On April 28, 2026, cPanel pushed an emergency security update for what it described as a vulnerability affecting "various authentication paths" across all currently supported versions of cPanel and WHM (Web Host Manager — the server-level admin interface that controls virtually everything on a shared hosting server).
The advisory was clinical and brief. What it didn't say was that attackers were already inside.
KnownHost, one of the first providers to publicly respond, confirmed that "successful exploits were seen in the wild" before the patch was released — and cPanel itself characterised the issue as an "industry-wide problem." Webhosting
The flaw lies in a session-loading and saving mechanism (internally tracked as CPANEL-52908) — in plain terms, an attacker could walk through cPanel's front door without ever needing a password. WHM provides root-level access to servers, allowing control over email routing, databases, SSL certificates, and every hosted account sitting beneath it. A single compromised WHM instance doesn't just endanger one website — it endangers every site on that server.
A web hosting and domain registration company, Namecheap, disclosed that it "relates to an authentication login exploit that could allow unauthorised access to the control panel."
Hosting providers, including Namecheap, KnownHost, hosting.com, HostPapa, and InMotion Hosting, all blocked cPanel ports at the network level while waiting for the patch. cPanel released a fix roughly 2–3 hours after the public advisory, with full deployment across major providers taking 6–7 hours.
The numbers make the stakes clear. With over 70 million domains relying on cPanel, the flaw dramatically expanded the attack surface, potentially enabling mass website defacement, data exfiltration, and server compromise across the hosting supply chain.
But the timeline raises harder questions. An industry source told webhosting.today that the vulnerability had been reported to cPanel approximately two weeks before the April 28 public advisory, and that cPanel's initial response was that nothing was wrong.
Hosting.com's incident communications described the issue as having been "responsibly disclosed to cPanel," confirming that private disclosure preceded the public advisory. The gap between "we told them" and "patch available" is the window during which active exploitation occurred. Webhosting
No CVE ID has been assigned yet, which means automated vulnerability scanners may not flag this incident — manual verification is essential.
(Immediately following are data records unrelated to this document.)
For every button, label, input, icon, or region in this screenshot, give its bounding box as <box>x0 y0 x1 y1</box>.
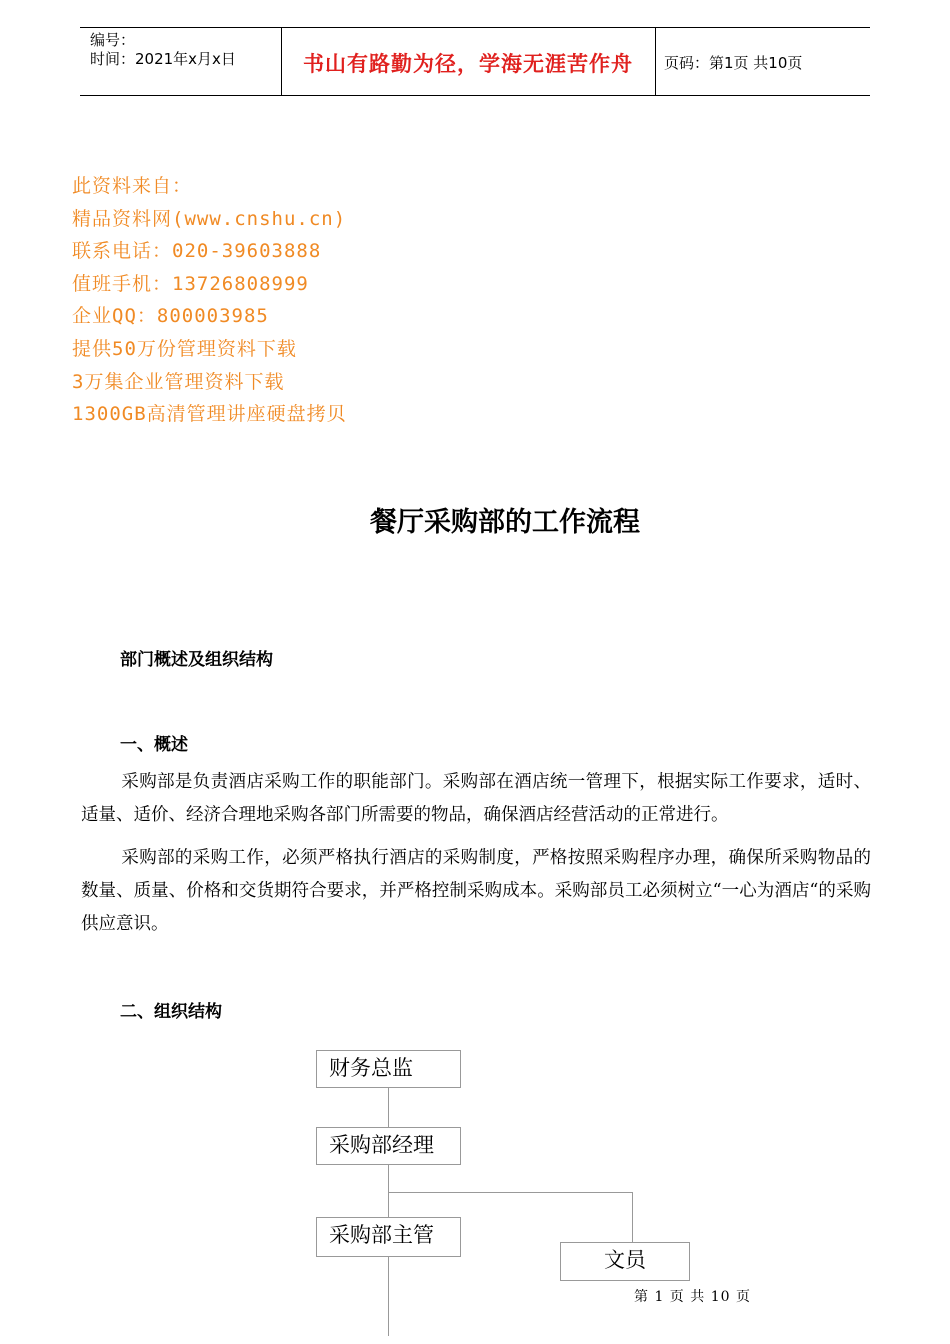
org-connector <box>388 1256 389 1336</box>
header-number-label: 编号： <box>90 31 136 49</box>
promo-line: 提供50万份管理资料下载 <box>72 337 297 360</box>
header-motto: 书山有路勤为径，学海无涯苦作舟 <box>303 51 633 76</box>
org-box-clerk: 文员 <box>560 1242 690 1281</box>
paragraph-text: 采购部的采购工作，必须严格执行酒店的采购制度，严格按照采购程序办理，确保所采购物品的数量、质量、价格和交货期符合要求，并严格控制采购成本。采购部员工必须树立“一心为酒店“的采购供应意识。 <box>81 848 871 934</box>
promo-line: 1300GB高清管理讲座硬盘拷贝 <box>72 403 347 426</box>
promo-line: 联系电话：020-39603888 <box>72 240 322 263</box>
org-connector <box>388 1192 633 1193</box>
header-divider <box>655 27 656 96</box>
section-heading: 部门概述及组织结构 <box>120 650 273 670</box>
overview-paragraph-2 <box>81 842 871 941</box>
header-top-rule <box>80 27 870 28</box>
org-box-finance-director: 财务总监 <box>316 1050 461 1088</box>
promo-line: 值班手机：13726808999 <box>72 272 309 295</box>
promo-block <box>72 170 347 431</box>
org-connector <box>388 1164 389 1218</box>
org-box-purchasing-supervisor: 采购部主管 <box>316 1217 461 1257</box>
org-box-purchasing-manager: 采购部经理 <box>316 1127 461 1165</box>
page-footer: 第 1 页 共 10 页 <box>634 1289 751 1305</box>
promo-line: 精品资料网(www.cnshu.cn) <box>72 207 347 230</box>
org-connector <box>632 1192 633 1243</box>
org-connector <box>388 1087 389 1128</box>
promo-line: 企业QQ：800003985 <box>72 305 269 328</box>
org-heading: 二、组织结构 <box>120 1002 222 1022</box>
overview-heading: 一、概述 <box>120 735 188 755</box>
document-title: 餐厅采购部的工作流程 <box>370 507 640 538</box>
promo-line: 此资料来自： <box>72 175 193 197</box>
promo-line: 3万集企业管理资料下载 <box>72 370 285 393</box>
header-time-label: 时间：2021年x月x日 <box>90 50 236 68</box>
header-page-label: 页码：第1页 共10页 <box>664 54 803 72</box>
overview-paragraph-1 <box>81 766 871 832</box>
paragraph-text: 采购部是负责酒店采购工作的职能部门。采购部在酒店统一管理下，根据实际工作要求，适时、适量、适价、经济合理地采购各部门所需要的物品，确保酒店经营活动的正常进行。 <box>81 772 871 825</box>
header-bottom-rule <box>80 95 870 96</box>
What you need to do right now:
If you manage a cPanel server, run /scripts/upcp --force as root to force the update, then verify your version with /usr/local/cpanel/cpanel -V. Patched builds are: 11.110.0.97, 11.118.0.63, 11.126.0.54, 11.132.0.29, 11.134.0.20, 11.136.0.5, and WP Squared 11.136.1.7.
Servers running unsupported or end-of-life versions will not receive patches and should be treated as actively compromised until proven otherwise. Enable two-factor authentication on WHM, restrict access to trusted IPs only, and audit your login logs for any suspicious access during the April 28 window before port blocks went into effect.